The City of Fate has adopted a “fiscal sustainability” policy direction in its recently adopted Comprehensive Plan (adopted October 2021). But what does fiscal sustainability mean? For us, it means that over a long-term period the City of Fate will be able to cover its cost obligations and provide high service quality for its residents without major increases in property tax rates, high levels of debt through bond issuances, or degradation of city facilities due to lack of maintenance staff or resources. To maintain fiscal sustainability it is therefore critical that we evaluate new development proposals not only against our adopted development regulations and construction standards but also in relation to the fiscal productivity of the project.

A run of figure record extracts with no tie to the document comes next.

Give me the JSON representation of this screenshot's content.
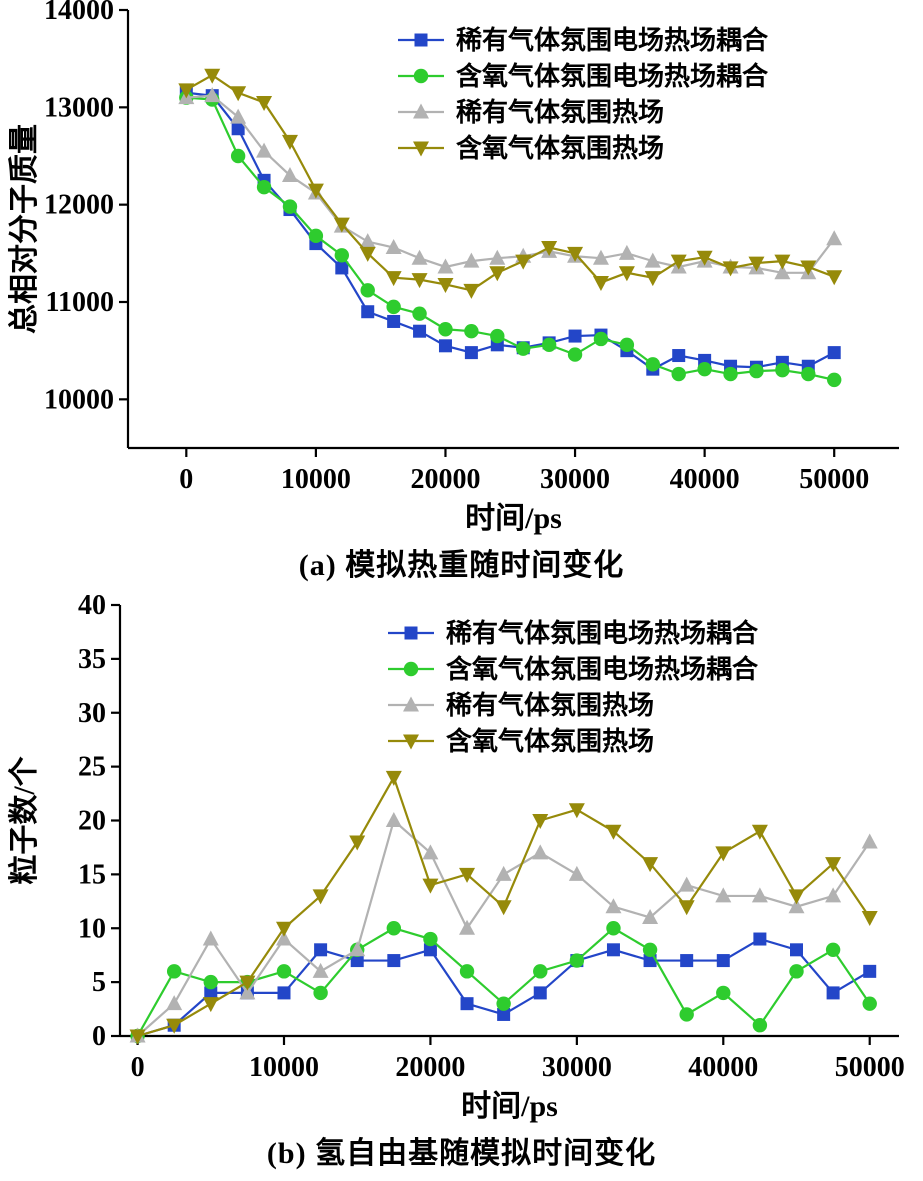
{
  "page": {
    "background": "#ffffff",
    "axis_color": "#000000",
    "text_color": "#000000"
  },
  "captions": {
    "a": "(a) 模拟热重随时间变化",
    "b": "(b) 氢自由基随模拟时间变化"
  },
  "chart_data": [
    {
      "id": "a",
      "type": "line",
      "title": "",
      "caption": "(a) 模拟热重随时间变化",
      "xlabel": "时间/ps",
      "ylabel": "总相对分子质量",
      "xlim": [
        -4500,
        55000
      ],
      "ylim": [
        9500,
        14000
      ],
      "xticks": [
        0,
        10000,
        20000,
        30000,
        40000,
        50000
      ],
      "yticks": [
        10000,
        11000,
        12000,
        13000,
        14000
      ],
      "grid": false,
      "legend_position": "top-center-right",
      "x": [
        0,
        2000,
        4000,
        6000,
        8000,
        10000,
        12000,
        14000,
        16000,
        18000,
        20000,
        22000,
        24000,
        26000,
        28000,
        30000,
        32000,
        34000,
        36000,
        38000,
        40000,
        42000,
        44000,
        46000,
        48000,
        50000
      ],
      "series": [
        {
          "name": "稀有气体氛围电场热场耦合",
          "marker": "square",
          "color": "#2346c8",
          "values": [
            13150,
            13120,
            12780,
            12250,
            11950,
            11600,
            11350,
            10900,
            10800,
            10700,
            10550,
            10480,
            10560,
            10530,
            10580,
            10650,
            10660,
            10500,
            10310,
            10450,
            10400,
            10340,
            10330,
            10380,
            10340,
            10480
          ]
        },
        {
          "name": "含氧气体氛围电场热场耦合",
          "marker": "circle",
          "color": "#2ecc2e",
          "values": [
            13100,
            13080,
            12500,
            12180,
            11980,
            11680,
            11480,
            11120,
            10950,
            10880,
            10720,
            10700,
            10650,
            10520,
            10560,
            10460,
            10620,
            10560,
            10360,
            10260,
            10310,
            10260,
            10290,
            10300,
            10260,
            10200
          ]
        },
        {
          "name": "稀有气体氛围热场",
          "marker": "triangle-up",
          "color": "#b2b2b2",
          "values": [
            13100,
            13120,
            12900,
            12550,
            12300,
            12120,
            11780,
            11620,
            11560,
            11450,
            11360,
            11420,
            11450,
            11470,
            11520,
            11470,
            11450,
            11500,
            11420,
            11360,
            11420,
            11360,
            11350,
            11300,
            11300,
            11650
          ]
        },
        {
          "name": "含氧气体氛围热场",
          "marker": "triangle-down",
          "color": "#968a0a",
          "values": [
            13180,
            13330,
            13150,
            13050,
            12650,
            12150,
            11800,
            11500,
            11250,
            11230,
            11180,
            11120,
            11300,
            11420,
            11560,
            11500,
            11200,
            11300,
            11250,
            11420,
            11460,
            11350,
            11400,
            11420,
            11360,
            11260
          ]
        }
      ]
    },
    {
      "id": "b",
      "type": "line",
      "title": "",
      "caption": "(b) 氢自由基随模拟时间变化",
      "xlabel": "时间/ps",
      "ylabel": "粒子数/个",
      "xlim": [
        -1200,
        52000
      ],
      "ylim": [
        0,
        40
      ],
      "xticks": [
        0,
        10000,
        20000,
        30000,
        40000,
        50000
      ],
      "yticks": [
        0,
        5,
        10,
        15,
        20,
        25,
        30,
        35,
        40
      ],
      "grid": false,
      "legend_position": "top-center-right",
      "x": [
        0,
        2500,
        5000,
        7500,
        10000,
        12500,
        15000,
        17500,
        20000,
        22500,
        25000,
        27500,
        30000,
        32500,
        35000,
        37500,
        40000,
        42500,
        45000,
        47500,
        50000
      ],
      "series": [
        {
          "name": "稀有气体氛围电场热场耦合",
          "marker": "square",
          "color": "#2346c8",
          "values": [
            0,
            1,
            4,
            4,
            4,
            8,
            7,
            7,
            8,
            3,
            2,
            4,
            7,
            8,
            7,
            7,
            7,
            9,
            8,
            4,
            6
          ]
        },
        {
          "name": "含氧气体氛围电场热场耦合",
          "marker": "circle",
          "color": "#2ecc2e",
          "values": [
            0,
            6,
            5,
            5,
            6,
            4,
            8,
            10,
            9,
            6,
            3,
            6,
            7,
            10,
            8,
            2,
            4,
            1,
            6,
            8,
            3
          ]
        },
        {
          "name": "稀有气体氛围热场",
          "marker": "triangle-up",
          "color": "#b2b2b2",
          "values": [
            0,
            3,
            9,
            4,
            9,
            6,
            8,
            20,
            17,
            10,
            15,
            17,
            15,
            12,
            11,
            14,
            13,
            13,
            12,
            13,
            18
          ]
        },
        {
          "name": "含氧气体氛围热场",
          "marker": "triangle-down",
          "color": "#968a0a",
          "values": [
            0,
            1,
            3,
            5,
            10,
            13,
            18,
            24,
            14,
            15,
            12,
            20,
            21,
            19,
            16,
            12,
            17,
            19,
            13,
            16,
            11
          ]
        }
      ]
    }
  ]
}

Fiscal productivity is the amount of private wealth created on any specific land area of the city. Productivity is measured in value per acre terms to be fair when comparing parcels of different sizes. As we evaluate the fiscal productivity of a project (which translates, in part, to tax revenues to the city) in our fiscal analysis spreadsheet below, we also estimate the ongoing maintenance costs and the future replacement costs of the infrastructure serving the development and the annual general service (public safety and general administrative services) costs for the project (which are all cost obligations on the city).
These contributions and costs are compared to one another to ultimately determine if a project is going to contribute to the long-term fiscal sustainability of the city, or whether it will serve as a financial drain on our city’s taxpayers. This calculation serves as a decision-making tool and is not the sole determining factor in whether a project is approved or denied by the City’s decision-makers. At times, a project that is not “fiscally sustainable” may still be desired by the city due to other factors such as cultural, tourism, catalyst, or other qualities.